There has lately been a growing trend on the American Right to throw former President George W. Bush under the bus. Since the ascendency of Donald Trump, it has become increasingly popular for conservatives to impugn Bush’s character and condemn his decisions. It is quite an astonishing phenomenon especially because a lot of the same people who are loudly chastising Bush’s leadership were only 20 years ago among the most vociferous champions of his presidency.
Over a basically decent man who rose to the difficult task of making America and the free world safer from terrorism after 9/11, conservatives are lining up one after another to break Ronald Reagan’s eleventh commandment: “Thou shalt not speak ill of any fellow Republican.”
What is also surprising is how contemptuous a great many people on the Right have become of neoconservatives. Indeed, prominent NeverTrumpers such as Bill Kristol and Max Boot—people who thought that Hillary Clinton and Joe Biden were better choices than Trump—certainly deserve to be treated as traitors to conservatism. But their disloyalty to the important causes does not alter the validity of neoconservatism itself, nor does it disparage the positive contributions neoconservatives have in the past made to American foreign policy and national security. Many neoconservatives, myself included, also supported Trump and voted for him twice.
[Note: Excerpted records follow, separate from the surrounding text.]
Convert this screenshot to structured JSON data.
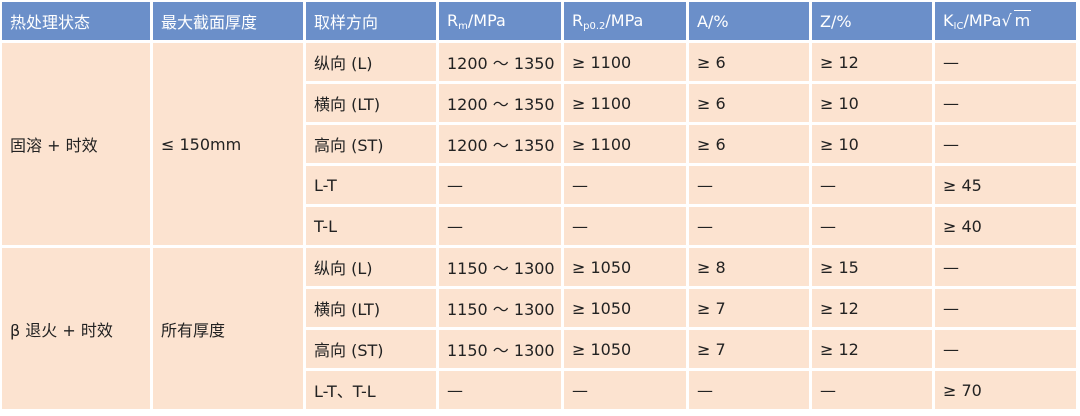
{
  "headers": {
    "c0": "热处理状态",
    "c1": "最大截面厚度",
    "c2": "取样方向",
    "rm": "R",
    "rm_sub": "m",
    "rm_unit": "/MPa",
    "rp": "R",
    "rp_sub": "p0.2",
    "rp_unit": "/MPa",
    "a": "A/%",
    "z": "Z/%",
    "k": "K",
    "k_sub": "IC",
    "k_unit": "/MPa",
    "k_root": "m"
  },
  "groups": [
    {
      "state": "固溶 + 时效",
      "thickness": "≤ 150mm",
      "rows": [
        [
          "纵向 (L)",
          "1200 ～ 1350",
          "≥ 1100",
          "≥ 6",
          "≥ 12",
          "—"
        ],
        [
          "横向 (LT)",
          "1200 ～ 1350",
          "≥ 1100",
          "≥ 6",
          "≥ 10",
          "—"
        ],
        [
          "高向 (ST)",
          "1200 ～ 1350",
          "≥ 1100",
          "≥ 6",
          "≥ 10",
          "—"
        ],
        [
          "L-T",
          "—",
          "—",
          "—",
          "—",
          "≥ 45"
        ],
        [
          "T-L",
          "—",
          "—",
          "—",
          "—",
          "≥ 40"
        ]
      ]
    },
    {
      "state": "β 退火 + 时效",
      "thickness": "所有厚度",
      "rows": [
        [
          "纵向 (L)",
          "1150 ～ 1300",
          "≥ 1050",
          "≥ 8",
          "≥ 15",
          "—"
        ],
        [
          "横向 (LT)",
          "1150 ～ 1300",
          "≥ 1050",
          "≥ 7",
          "≥ 12",
          "—"
        ],
        [
          "高向 (ST)",
          "1150 ～ 1300",
          "≥ 1050",
          "≥ 7",
          "≥ 12",
          "—"
        ],
        [
          "L-T、T-L",
          "—",
          "—",
          "—",
          "—",
          "≥ 70"
        ]
      ]
    }
  ]
}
Bush was indeed greatly misguided in using that moment of the 20th anniversary of 9/11 to compare the January 6 protesters to the 9/11 terrorists. But he is still right to label those protesters as extremists who stooped to the level of an angry mob. Besides the deaths and injuries on that day, the great tragedy of January 6 was that the American Right lost its innocence. The Right is supposed to respect law and order and only protest peacefully, as Trump indeed called upon them to do. But for the first time, people on the Right reduced themselves to the behavior of their enemies in Antifa. If conservatives have little problem comparing Antifa to terrorists, clearly the same can be said of any right-wing activists who use Antifa’s model.
Most important, however, is that we not lose sight of the fact that Bush was once a leader who fought hard for many conservative principles. In many ways, he also did this better than Trump. Bush saw freedom as a distinctly human value, not a distinctly American one. While there is indeed something good in Trump’s “America First” approach, it still fails to acknowledge the common threats to liberty and freedom faced by all western civilization.
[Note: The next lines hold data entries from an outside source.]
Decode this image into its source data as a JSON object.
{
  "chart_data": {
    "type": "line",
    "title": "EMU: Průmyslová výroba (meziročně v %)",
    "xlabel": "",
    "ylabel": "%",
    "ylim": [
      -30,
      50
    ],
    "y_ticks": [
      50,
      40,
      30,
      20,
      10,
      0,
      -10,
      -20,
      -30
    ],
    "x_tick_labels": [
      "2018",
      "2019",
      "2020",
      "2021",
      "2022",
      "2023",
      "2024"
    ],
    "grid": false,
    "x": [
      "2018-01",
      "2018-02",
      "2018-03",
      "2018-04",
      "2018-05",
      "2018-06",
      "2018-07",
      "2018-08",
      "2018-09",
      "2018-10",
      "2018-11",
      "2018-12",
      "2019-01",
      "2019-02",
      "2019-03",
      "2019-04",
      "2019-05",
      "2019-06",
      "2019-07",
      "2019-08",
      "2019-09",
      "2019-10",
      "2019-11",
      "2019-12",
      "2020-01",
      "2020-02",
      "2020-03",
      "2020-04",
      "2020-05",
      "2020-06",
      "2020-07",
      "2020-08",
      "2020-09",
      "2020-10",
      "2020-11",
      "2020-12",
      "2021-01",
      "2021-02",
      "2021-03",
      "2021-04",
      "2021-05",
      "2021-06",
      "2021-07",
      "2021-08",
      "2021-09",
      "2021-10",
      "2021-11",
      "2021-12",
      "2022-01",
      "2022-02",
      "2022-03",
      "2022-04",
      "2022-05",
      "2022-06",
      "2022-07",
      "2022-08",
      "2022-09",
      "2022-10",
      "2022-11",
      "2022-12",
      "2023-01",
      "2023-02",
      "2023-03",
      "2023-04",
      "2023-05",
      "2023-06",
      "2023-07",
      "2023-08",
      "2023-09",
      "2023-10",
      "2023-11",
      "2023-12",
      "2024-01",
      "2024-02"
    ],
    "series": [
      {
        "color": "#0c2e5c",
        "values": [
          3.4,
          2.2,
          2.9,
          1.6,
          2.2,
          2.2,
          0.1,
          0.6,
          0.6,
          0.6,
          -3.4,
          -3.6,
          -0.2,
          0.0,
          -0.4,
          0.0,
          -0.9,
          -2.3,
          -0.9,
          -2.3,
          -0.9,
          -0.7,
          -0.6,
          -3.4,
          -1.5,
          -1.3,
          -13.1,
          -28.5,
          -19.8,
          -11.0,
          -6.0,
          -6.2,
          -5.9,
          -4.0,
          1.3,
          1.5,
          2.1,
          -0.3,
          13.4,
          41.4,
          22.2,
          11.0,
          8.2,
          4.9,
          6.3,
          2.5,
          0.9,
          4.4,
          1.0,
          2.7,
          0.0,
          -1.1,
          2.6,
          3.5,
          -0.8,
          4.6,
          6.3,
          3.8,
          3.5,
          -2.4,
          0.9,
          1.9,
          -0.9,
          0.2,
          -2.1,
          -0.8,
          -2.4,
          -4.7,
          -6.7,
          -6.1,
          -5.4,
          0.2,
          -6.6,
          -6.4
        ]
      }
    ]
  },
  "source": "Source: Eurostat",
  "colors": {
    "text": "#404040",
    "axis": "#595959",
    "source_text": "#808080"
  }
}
Bush wanted the free world to band together and destroy the evil forces that seek to kill and enslave us and our allies. He stood up courageously before the world and said, “Either you’re with us or you’re with the terrorists.” He knew that the fight would be a long-lasting challenge but urged us to be resilient and conduct the fight for as long as it takes. That day, conservatives across America applauded our president. Today, far too many of them are maligning him as a warmonger and a card-carrying member of the ruling elite.
Instead of demonizing our former Republican leader, we need to recognize the real demons.